Hoover’s middle career is one of the great little-known sagas of American history. Based in London at the outbreak of World War I, he set up relief efforts for starving Belgians and displayed a genius for organization. Celebrated for his achievements, he became the U.S.’s wartime “food czar,” prodding the citizenry to economize and dictating flour rations to bakers. He similarly helped war-stricken Austrians, Armenians, and sundry other European tribes—and later, even Bolshevik Russians.
By 1920, Hoover, 46, was an international hero, famed as “the great humanitarian.”
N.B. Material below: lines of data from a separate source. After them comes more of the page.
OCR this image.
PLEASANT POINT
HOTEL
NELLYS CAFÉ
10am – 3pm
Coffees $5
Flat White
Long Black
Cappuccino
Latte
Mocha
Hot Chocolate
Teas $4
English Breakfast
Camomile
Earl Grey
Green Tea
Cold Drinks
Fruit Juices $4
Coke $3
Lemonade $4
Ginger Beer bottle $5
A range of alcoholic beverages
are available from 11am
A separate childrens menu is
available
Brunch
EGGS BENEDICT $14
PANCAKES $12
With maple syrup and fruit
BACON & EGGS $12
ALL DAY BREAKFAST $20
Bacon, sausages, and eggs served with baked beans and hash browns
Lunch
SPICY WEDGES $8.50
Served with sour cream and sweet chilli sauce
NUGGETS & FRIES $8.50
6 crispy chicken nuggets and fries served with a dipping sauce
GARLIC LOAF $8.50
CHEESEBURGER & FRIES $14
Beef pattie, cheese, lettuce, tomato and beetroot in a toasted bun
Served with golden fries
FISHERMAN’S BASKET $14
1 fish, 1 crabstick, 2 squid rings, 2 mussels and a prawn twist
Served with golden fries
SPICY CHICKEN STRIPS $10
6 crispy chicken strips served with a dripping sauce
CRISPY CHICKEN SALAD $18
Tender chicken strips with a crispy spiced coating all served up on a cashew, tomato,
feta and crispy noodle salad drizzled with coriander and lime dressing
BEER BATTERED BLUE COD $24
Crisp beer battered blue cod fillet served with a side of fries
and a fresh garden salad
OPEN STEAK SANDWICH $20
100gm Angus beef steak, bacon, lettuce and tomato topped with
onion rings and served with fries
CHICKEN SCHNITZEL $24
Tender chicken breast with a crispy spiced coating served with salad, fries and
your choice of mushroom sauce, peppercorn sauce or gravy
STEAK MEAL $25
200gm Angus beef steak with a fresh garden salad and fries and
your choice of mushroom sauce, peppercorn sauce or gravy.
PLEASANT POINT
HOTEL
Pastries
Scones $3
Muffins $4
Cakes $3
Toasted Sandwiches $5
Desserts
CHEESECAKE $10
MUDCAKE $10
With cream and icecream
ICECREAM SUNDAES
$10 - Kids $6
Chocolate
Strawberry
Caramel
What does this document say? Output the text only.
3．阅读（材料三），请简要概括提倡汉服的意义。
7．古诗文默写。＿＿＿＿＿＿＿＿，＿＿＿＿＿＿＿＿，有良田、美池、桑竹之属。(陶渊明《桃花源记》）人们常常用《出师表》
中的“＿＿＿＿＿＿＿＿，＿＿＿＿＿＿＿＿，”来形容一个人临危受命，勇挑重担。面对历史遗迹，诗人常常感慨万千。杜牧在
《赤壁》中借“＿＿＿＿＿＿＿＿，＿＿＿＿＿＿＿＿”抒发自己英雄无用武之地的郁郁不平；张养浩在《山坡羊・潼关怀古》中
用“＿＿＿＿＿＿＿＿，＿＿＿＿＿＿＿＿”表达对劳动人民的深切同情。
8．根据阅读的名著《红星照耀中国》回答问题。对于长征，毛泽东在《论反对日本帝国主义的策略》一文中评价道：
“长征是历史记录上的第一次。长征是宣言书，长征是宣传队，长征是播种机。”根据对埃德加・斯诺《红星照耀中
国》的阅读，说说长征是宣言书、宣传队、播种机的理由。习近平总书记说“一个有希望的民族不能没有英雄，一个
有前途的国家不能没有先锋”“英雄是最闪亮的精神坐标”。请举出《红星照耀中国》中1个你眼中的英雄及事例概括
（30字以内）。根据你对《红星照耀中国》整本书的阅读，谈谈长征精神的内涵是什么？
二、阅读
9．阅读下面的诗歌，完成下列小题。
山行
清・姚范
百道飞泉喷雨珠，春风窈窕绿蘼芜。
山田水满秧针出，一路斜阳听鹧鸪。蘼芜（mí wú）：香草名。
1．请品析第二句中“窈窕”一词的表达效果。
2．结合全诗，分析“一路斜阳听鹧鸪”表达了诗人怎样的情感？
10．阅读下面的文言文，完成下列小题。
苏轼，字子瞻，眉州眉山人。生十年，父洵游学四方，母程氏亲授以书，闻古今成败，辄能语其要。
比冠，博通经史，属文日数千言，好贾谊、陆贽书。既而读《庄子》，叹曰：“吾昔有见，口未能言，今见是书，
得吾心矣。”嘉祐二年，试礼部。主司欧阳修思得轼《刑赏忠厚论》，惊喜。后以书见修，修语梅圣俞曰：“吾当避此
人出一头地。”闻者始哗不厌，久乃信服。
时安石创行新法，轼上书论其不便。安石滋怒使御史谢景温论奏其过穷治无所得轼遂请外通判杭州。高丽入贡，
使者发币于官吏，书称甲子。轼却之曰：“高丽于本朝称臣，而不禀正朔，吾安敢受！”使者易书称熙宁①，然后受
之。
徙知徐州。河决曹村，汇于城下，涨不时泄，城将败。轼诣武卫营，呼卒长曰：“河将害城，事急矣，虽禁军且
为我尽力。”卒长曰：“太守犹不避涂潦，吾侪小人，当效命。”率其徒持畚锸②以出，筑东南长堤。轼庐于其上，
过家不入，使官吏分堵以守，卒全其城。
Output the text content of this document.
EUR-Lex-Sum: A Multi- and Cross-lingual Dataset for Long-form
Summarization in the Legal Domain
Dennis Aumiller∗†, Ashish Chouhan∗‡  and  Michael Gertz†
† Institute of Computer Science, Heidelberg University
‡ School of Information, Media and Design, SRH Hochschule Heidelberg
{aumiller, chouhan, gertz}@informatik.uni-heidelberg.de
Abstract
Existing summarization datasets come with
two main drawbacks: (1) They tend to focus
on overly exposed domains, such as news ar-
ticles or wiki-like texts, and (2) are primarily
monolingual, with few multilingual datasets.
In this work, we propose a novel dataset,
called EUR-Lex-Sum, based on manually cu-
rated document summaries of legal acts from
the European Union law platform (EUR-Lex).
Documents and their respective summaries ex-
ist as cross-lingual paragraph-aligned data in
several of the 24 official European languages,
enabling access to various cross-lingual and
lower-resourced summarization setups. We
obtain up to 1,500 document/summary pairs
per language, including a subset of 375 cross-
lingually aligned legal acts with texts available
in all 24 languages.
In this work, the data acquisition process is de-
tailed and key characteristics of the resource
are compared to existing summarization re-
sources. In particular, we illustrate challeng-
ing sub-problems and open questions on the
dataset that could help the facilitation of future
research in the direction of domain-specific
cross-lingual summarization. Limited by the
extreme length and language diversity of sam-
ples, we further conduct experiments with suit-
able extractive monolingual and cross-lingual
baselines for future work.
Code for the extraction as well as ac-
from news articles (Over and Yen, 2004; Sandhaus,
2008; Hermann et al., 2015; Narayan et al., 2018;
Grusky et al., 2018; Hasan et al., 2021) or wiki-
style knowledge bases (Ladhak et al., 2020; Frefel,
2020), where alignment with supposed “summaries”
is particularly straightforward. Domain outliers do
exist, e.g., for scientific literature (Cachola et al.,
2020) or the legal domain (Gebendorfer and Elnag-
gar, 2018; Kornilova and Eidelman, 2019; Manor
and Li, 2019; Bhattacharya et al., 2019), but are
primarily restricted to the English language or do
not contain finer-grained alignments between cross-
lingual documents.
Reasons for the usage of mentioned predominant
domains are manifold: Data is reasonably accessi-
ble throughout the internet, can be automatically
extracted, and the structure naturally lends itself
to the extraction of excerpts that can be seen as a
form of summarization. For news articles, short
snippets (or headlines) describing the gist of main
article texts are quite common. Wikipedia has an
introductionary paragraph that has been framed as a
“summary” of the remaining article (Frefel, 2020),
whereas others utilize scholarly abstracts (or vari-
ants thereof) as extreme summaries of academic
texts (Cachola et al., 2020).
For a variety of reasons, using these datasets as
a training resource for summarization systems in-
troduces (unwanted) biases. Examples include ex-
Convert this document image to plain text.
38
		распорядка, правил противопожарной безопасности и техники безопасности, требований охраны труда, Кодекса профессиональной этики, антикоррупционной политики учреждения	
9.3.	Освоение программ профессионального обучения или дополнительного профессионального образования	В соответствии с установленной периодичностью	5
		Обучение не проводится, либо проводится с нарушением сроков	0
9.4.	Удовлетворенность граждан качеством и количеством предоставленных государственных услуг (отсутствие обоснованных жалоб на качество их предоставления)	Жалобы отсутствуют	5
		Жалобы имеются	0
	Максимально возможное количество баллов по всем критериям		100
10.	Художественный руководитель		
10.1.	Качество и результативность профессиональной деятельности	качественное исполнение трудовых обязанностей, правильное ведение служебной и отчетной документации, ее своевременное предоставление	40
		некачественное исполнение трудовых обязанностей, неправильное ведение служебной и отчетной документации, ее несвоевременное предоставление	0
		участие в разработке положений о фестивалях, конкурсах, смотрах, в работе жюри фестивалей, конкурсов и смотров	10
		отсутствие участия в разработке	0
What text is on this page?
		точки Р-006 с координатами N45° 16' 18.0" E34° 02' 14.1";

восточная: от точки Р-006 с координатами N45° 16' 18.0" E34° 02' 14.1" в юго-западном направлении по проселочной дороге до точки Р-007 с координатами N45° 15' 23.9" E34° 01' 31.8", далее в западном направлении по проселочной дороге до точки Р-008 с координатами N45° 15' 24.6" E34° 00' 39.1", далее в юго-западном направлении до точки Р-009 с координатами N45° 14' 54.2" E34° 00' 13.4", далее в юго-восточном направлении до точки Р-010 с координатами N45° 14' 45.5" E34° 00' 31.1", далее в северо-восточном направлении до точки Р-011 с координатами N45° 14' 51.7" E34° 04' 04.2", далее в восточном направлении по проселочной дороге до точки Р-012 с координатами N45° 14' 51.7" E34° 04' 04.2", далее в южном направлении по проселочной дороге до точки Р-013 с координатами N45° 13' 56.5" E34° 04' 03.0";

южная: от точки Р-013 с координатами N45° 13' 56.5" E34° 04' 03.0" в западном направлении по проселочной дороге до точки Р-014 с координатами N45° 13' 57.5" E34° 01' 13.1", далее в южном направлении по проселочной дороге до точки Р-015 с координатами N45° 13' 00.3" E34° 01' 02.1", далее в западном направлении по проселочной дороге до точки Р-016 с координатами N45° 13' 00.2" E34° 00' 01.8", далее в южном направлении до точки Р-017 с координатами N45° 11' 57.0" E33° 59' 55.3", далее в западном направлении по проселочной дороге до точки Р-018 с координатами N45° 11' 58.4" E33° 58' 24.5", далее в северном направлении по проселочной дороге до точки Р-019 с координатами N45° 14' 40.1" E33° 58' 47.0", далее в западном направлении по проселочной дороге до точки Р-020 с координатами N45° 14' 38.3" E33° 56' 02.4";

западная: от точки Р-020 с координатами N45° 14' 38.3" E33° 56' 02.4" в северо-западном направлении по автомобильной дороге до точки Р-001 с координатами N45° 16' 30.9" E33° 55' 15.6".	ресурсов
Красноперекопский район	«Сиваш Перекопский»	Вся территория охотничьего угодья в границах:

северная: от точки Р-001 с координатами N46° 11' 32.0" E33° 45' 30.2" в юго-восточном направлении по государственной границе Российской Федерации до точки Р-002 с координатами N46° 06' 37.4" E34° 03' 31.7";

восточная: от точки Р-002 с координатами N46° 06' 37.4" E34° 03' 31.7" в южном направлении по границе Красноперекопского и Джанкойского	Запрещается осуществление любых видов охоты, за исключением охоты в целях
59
For most of the 1920s, Hoover served as commerce secretary, a backwater that he transformed into a pivotal federal bureau. Governing by fiat, he imposed his will on virtually every nook of American industry. He forced builders to adopt standard-size boards, and airports to install lights on landing strips. Without clear legal authority, he commanded firms to reduce their varieties of products from bedsprings to milk bottles. In 1927, when the Mississippi overran its banks and dislodged thousands of families, Hoover directed the rescue. The next year, he was elected president by a landslide.
Of course, the thrust of the article—and presumably the book—is the lesson to be drawn from both W and Hoover:
But the Hoover story does suggest a contemporary moral. Consistency in Washington is praiseworthy only when it yields a positive result; otherwise it devolves into rigidity and dogma. The tragedy of Hoover was not that he was wrong but that he refused to see it.